The 2012 Anti-Infiltration Law

‏Amendment No. 3 to the Anti-Infiltration Law passed in the second and third readings in the Knesset on January 10, 2012. Due to lack of prison places, the law was only implemented starting June 3, 2012, after additional wards were constructed in Saharonim and Ktziot prisons.
‏Under the law, which was abrogated by the High Court in September 2013, asylum-seekers were detained for a minimal period of three years except for extraordinary humanitarian cases. In addition, the law stated that asylum-seekers can file asylum claims from the prisons – asylum-seekers outside of prison who enjoy “group protection”, meaning, all Sudanese and Eritrean citizens in Israel cannot file refugee claims. If the Ministry of Interior does not begin to examine the asylum claim within three months, the Detention Review Tribunal at the prison can order the release of the detainee. If the Ministry of Interior does not complete the examination of the asylum claim within nine months of its filing, the Tribunal can also release the detainee. In practice, many asylum-seekers whose asylum claim was left unanswered for over nine months were not released due to the Tribunal judges’ unwillingness to release them.

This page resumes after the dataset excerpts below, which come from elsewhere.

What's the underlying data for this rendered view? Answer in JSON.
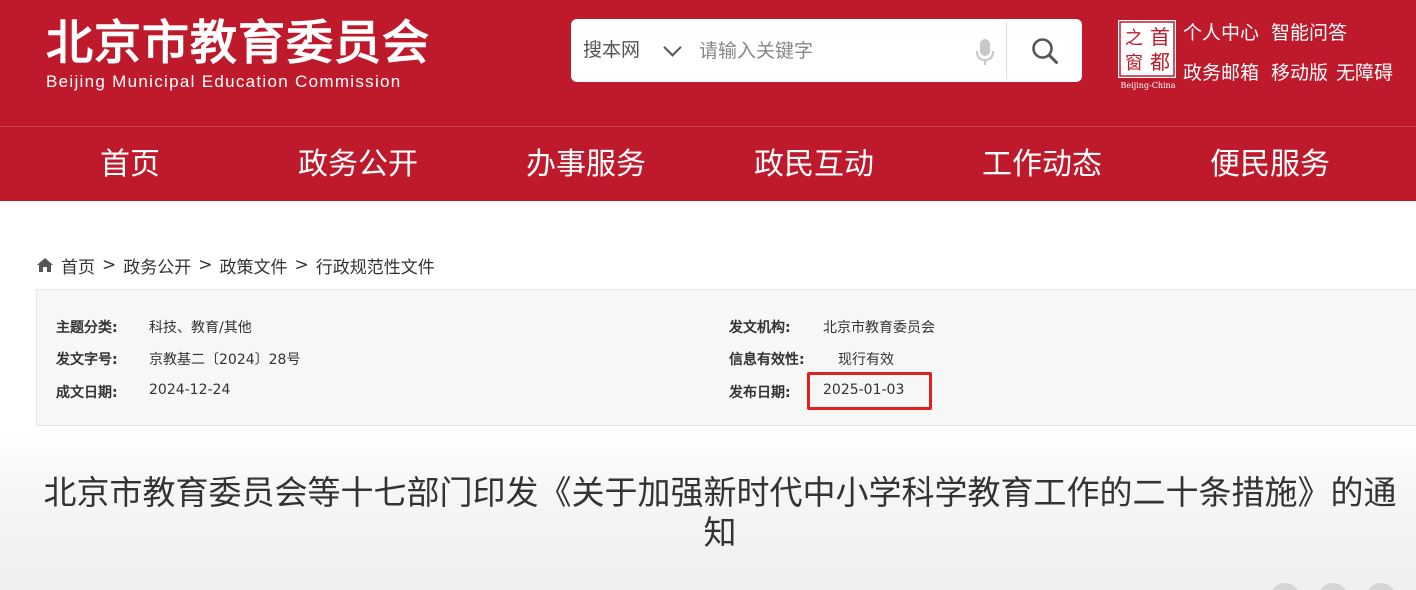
{
  "header": {
    "logo_cn": "北京市教育委员会",
    "logo_en": "Beijing Municipal Education Commission",
    "search_scope": "搜本网",
    "search_placeholder": "请输入关键字",
    "seal_chars": [
      "首",
      "都",
      "之",
      "窗"
    ],
    "seal_caption": "Beijing-China",
    "links_row1": [
      "个人中心",
      "智能问答"
    ],
    "links_row2": [
      "政务邮箱",
      "移动版",
      "无障碍"
    ]
  },
  "nav": [
    "首页",
    "政务公开",
    "办事服务",
    "政民互动",
    "工作动态",
    "便民服务"
  ],
  "breadcrumb": [
    "首页",
    "政务公开",
    "政策文件",
    "行政规范性文件"
  ],
  "info": {
    "topic_label": "主题分类:",
    "topic_value": "科技、教育/其他",
    "doc_no_label": "发文字号:",
    "doc_no_value": "京教基二〔2024〕28号",
    "created_label": "成文日期:",
    "created_value": "2024-12-24",
    "issuer_label": "发文机构:",
    "issuer_value": "北京市教育委员会",
    "validity_label": "信息有效性:",
    "validity_value": "现行有效",
    "published_label": "发布日期:",
    "published_value": "2025-01-03"
  },
  "doc_title": "北京市教育委员会等十七部门印发《关于加强新时代中小学科学教育工作的二十条措施》的通知",
  "colors": {
    "brand_red": "#bf1a2c",
    "highlight": "#e0221e"
  }
}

‏In addition, the law stipulated that citizens of countries in which terrorist activity against Israel takes place will be jailed indefinitely, until their deportation is possible. This means Sudanese nationals would be indefinitely imprisoned.

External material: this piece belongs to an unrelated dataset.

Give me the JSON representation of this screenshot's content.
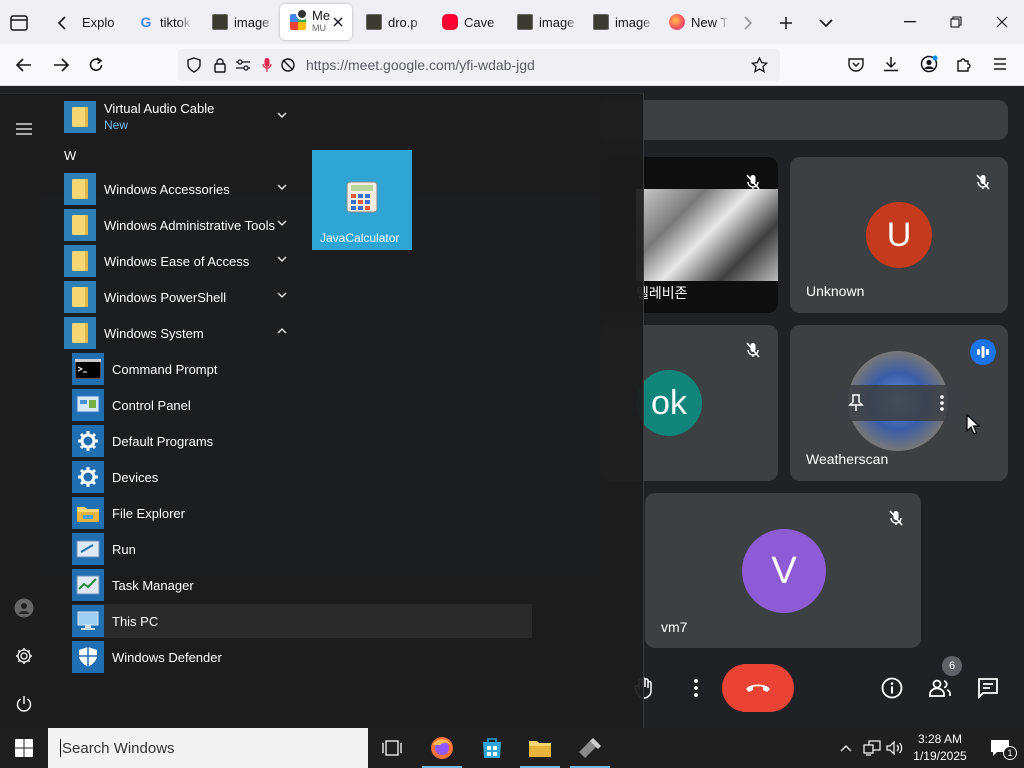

‏The law included an article that allowed for the release of detainees in extraordinary humanitarian cases, and under this article the Hotline successfully released a small number of survivors of the Sinai torture camps. As of September 2013, about 200 survivors of the torture camps in Sinai remained in detention.

The Criminal Procedure
‏In September 2012, the Ministry of Justice and Israeli Police set in a regulation that asylum seekers “suspected of criminal involvement” will be jailed indefinitely in the prisons for asylum-seekers, without the need to indict or put the asylum-seekers on trial. In July 2013, this regulation was toughened even further, allowing the State to indefinitely detain without trial asylum-seekers who are suspected of merely “violating public order.”

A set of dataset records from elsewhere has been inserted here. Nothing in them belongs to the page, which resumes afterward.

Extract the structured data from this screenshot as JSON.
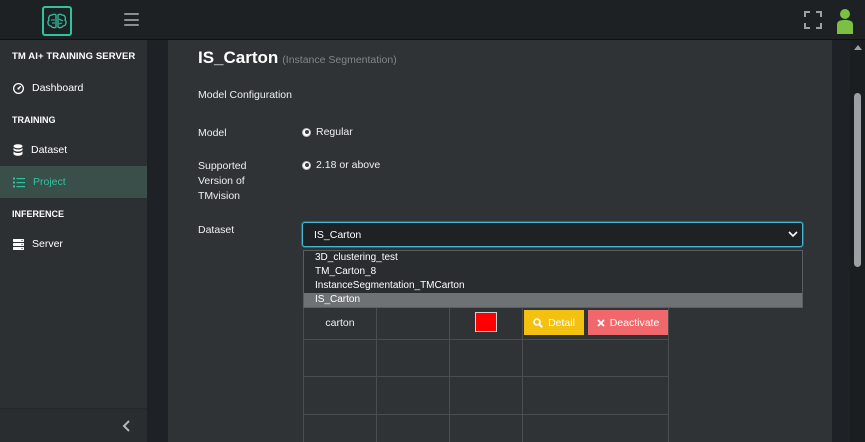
{
  "header": {
    "logo_icon": "brain-icon",
    "menu_icon": "hamburger-icon",
    "fullscreen_icon": "fullscreen-icon",
    "user_icon": "user-icon",
    "accent_color": "#2ec4a0"
  },
  "sidebar": {
    "brand": "TM AI+ TRAINING SERVER",
    "items": [
      {
        "type": "item",
        "label": "Dashboard",
        "icon": "gauge-icon"
      },
      {
        "type": "section",
        "label": "TRAINING"
      },
      {
        "type": "item",
        "label": "Dataset",
        "icon": "database-icon"
      },
      {
        "type": "item",
        "label": "Project",
        "icon": "list-icon",
        "active": true
      },
      {
        "type": "section",
        "label": "INFERENCE"
      },
      {
        "type": "item",
        "label": "Server",
        "icon": "server-icon"
      }
    ],
    "collapse_icon": "chevron-left-icon"
  },
  "page": {
    "title": "IS_Carton",
    "subtitle": "(Instance Segmentation)",
    "section_heading": "Model Configuration"
  },
  "form": {
    "model_label": "Model",
    "model_value": "Regular",
    "version_label": "Supported Version of TMvision",
    "version_value": "2.18 or above",
    "dataset_label": "Dataset",
    "dataset_selected": "IS_Carton",
    "dataset_options": [
      "3D_clustering_test",
      "TM_Carton_8",
      "InstanceSegmentation_TMCarton",
      "IS_Carton"
    ]
  },
  "table": {
    "rows": [
      {
        "name": "carton",
        "color": "#ff0000",
        "detail_label": "Detail",
        "deactivate_label": "Deactivate"
      }
    ]
  },
  "colors": {
    "detail_button": "#f5c110",
    "deactivate_button": "#f0686b",
    "active_sidebar_bg": "#3a4f49"
  }
}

‏Under the 2013 Anti-Infiltration Law, any asylum-seeker can be “invited” by the Ministry of Interior to the Holot internment camp. If the asylum-seeker does not report to the camp, once caught, he will be jailed at Saharonim prison for up to three months, with the length of the sentence without trial being decided by a clerk at the Ministry of Interior. After the months in prison, the asylum-seeker will be transferred to the Holot camp. Thus, the 2013 law rendered the Criminal Procedure superfluous.

The Entry of Israel Law

‏Until 2001, the Entry of Israel Law mandated that a foreign national who was found without a valid visa will be held under the order of the Minister of Interior until his deportation from the country is possible. In 2001, thanks to a petition of the Association for Civil Rights in Israel, the law was amended and a section was added to the law mandating routine judicial review of the detention. The Law established the Detention Review Tribunals for Illegal Residents and set conditions for the release of foreigners from detention until their deportation from Israel is possible. The 2001 law also set humanitarian grounds for release: age, medical condition, a situation in which detention will lead to a minor being left without care, and special humanitarian circumstances. In addition, the law stipulated that if 60 days have passed since the detention and the detainee’s departure from Israel does not appear to be close, the right of the detainee to liberty trumps the State’s right to continue to hold him in jail.

‏In practice, the length of detention of asylum-seekers was not specified in this law or any other, and it was based on the availability of bunks in the prisons for refugees. Thus, in 2010, about half of the detainees spent over 60 days in prison, about 25% of the detainees spent over a year in prison. A year later, when the flow of asylum-seekers to Israel intensified, most Eritrea and Sudanese asylum seekers were released within a few weeks and even days.